Modulation of the uptake and metabolism of 4-(methylnitrosamino)-1-(3-pyridyl)-1-butanone by nicotine in hamster lung.

The tobacco-specific carcinogenic nitrosamine, 4-(methylnitrosamino)-1-(3-pyridyl)-1-butanone (NNK), is formed during the curing and processing of tobacco by nitrosation of nicotine. Nicotine and NNK have structural similarities, and they are both metabolized extensively by lung tissue via several steps known to require oxidative enzyme systems, such as cytochrome P450. On the other hand, nicotine exerts many biological effects similar to those caused by the physiological neurotransmitter acetylcholine, a phenomenon mediated through selective uptake mechanisms via nicotinic cholinergic cell membrane receptors. The aim of this study was to determine if nicotine modulates NKK metabolism in hamster lung explants and if NNK competes with nicotine for binding sites on nicotinic cholinergic receptors in the hamster lung in vivo. Our data show a concentration-dependent inhibition of NNK metabolism in vitro by alpha-carbon hydroxylation and pyridine N-oxidation, whereas the carbonyl reduction of NNK remained unchanged.

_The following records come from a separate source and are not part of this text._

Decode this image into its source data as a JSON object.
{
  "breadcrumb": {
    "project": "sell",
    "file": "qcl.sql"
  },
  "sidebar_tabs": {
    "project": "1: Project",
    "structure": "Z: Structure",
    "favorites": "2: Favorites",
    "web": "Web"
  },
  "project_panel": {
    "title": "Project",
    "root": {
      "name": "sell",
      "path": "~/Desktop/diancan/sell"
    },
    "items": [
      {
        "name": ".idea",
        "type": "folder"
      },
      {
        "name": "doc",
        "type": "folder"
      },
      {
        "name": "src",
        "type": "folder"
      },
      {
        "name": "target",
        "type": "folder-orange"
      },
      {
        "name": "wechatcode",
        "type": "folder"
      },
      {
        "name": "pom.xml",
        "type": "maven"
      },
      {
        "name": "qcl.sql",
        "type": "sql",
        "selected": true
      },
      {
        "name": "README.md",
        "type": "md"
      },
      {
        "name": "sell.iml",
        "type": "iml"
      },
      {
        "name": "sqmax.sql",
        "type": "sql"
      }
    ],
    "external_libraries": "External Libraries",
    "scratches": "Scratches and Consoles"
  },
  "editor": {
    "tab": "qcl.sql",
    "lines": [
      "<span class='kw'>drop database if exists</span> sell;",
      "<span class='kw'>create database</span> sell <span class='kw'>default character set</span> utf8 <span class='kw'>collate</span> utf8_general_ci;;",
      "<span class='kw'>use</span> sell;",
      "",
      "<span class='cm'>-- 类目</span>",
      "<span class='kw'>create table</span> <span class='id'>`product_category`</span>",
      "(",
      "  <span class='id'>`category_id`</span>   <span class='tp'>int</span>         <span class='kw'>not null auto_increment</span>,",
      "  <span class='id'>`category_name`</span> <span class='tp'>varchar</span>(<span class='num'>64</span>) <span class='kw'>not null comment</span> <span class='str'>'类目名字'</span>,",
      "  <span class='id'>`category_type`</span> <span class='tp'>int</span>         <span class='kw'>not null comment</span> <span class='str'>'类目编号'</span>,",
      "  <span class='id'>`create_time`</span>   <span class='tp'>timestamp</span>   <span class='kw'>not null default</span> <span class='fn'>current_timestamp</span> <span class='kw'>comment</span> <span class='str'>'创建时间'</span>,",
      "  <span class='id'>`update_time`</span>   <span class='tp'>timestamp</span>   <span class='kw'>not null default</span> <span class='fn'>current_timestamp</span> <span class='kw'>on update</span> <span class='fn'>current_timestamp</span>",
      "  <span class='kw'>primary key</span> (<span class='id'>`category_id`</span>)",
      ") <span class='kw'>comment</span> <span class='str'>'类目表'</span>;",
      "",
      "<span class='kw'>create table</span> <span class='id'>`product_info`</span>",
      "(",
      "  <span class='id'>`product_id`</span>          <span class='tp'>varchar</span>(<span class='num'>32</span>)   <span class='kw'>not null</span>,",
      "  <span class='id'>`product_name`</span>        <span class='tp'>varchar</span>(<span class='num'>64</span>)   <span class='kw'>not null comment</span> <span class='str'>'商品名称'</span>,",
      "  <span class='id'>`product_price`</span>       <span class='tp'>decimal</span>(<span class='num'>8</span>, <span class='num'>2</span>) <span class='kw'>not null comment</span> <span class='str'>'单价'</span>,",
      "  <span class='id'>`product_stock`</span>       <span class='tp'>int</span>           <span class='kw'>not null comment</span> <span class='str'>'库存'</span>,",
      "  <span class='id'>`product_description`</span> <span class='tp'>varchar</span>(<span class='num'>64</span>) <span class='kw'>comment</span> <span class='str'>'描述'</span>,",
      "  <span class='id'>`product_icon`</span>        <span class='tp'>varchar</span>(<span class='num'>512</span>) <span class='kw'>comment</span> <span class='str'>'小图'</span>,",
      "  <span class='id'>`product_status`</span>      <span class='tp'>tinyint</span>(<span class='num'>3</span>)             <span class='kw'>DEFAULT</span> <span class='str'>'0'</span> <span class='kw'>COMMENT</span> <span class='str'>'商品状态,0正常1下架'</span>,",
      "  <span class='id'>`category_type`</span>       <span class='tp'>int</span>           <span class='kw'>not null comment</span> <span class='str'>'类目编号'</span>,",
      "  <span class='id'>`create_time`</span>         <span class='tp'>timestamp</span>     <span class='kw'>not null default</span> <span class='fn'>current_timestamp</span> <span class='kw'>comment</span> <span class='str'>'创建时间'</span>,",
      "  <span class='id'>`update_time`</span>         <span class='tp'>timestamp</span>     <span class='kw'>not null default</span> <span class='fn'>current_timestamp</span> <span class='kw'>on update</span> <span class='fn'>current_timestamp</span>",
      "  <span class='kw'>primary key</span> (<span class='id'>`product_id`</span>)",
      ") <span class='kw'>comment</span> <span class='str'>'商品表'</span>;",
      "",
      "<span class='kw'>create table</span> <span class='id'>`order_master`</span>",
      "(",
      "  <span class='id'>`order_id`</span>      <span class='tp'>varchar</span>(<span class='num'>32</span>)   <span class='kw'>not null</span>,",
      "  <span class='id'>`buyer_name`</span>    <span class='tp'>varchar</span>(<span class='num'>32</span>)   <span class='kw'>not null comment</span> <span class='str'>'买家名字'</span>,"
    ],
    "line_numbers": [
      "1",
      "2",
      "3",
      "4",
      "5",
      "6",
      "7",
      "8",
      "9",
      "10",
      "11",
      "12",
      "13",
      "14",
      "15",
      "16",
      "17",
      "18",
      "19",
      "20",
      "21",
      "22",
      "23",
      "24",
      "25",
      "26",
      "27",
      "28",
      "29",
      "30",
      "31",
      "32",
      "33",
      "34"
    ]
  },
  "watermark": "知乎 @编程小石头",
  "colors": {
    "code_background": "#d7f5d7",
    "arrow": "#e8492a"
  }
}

Radioreceptor assays with membrane receptor fractions of hamster lung after exposure to radiolabeled (S)-(-)-nicotine revealed significant numbers of nicotinic binding sites only in the lungs of hamsters with hyperplasia of pulmonary neuroendocrine cells caused by 4-wk preexposure to hyperoxia. In such animals, radiolabeled nicotine was displaced from the receptor binding sites by NNK. Our data suggest that nicotine can potentially interfere with the carcinogenicity of NNK by competition for enzyme systems essential for the metabolic activation of the nitrosamine and by competition as ligand for nicotinic cholinergic receptors.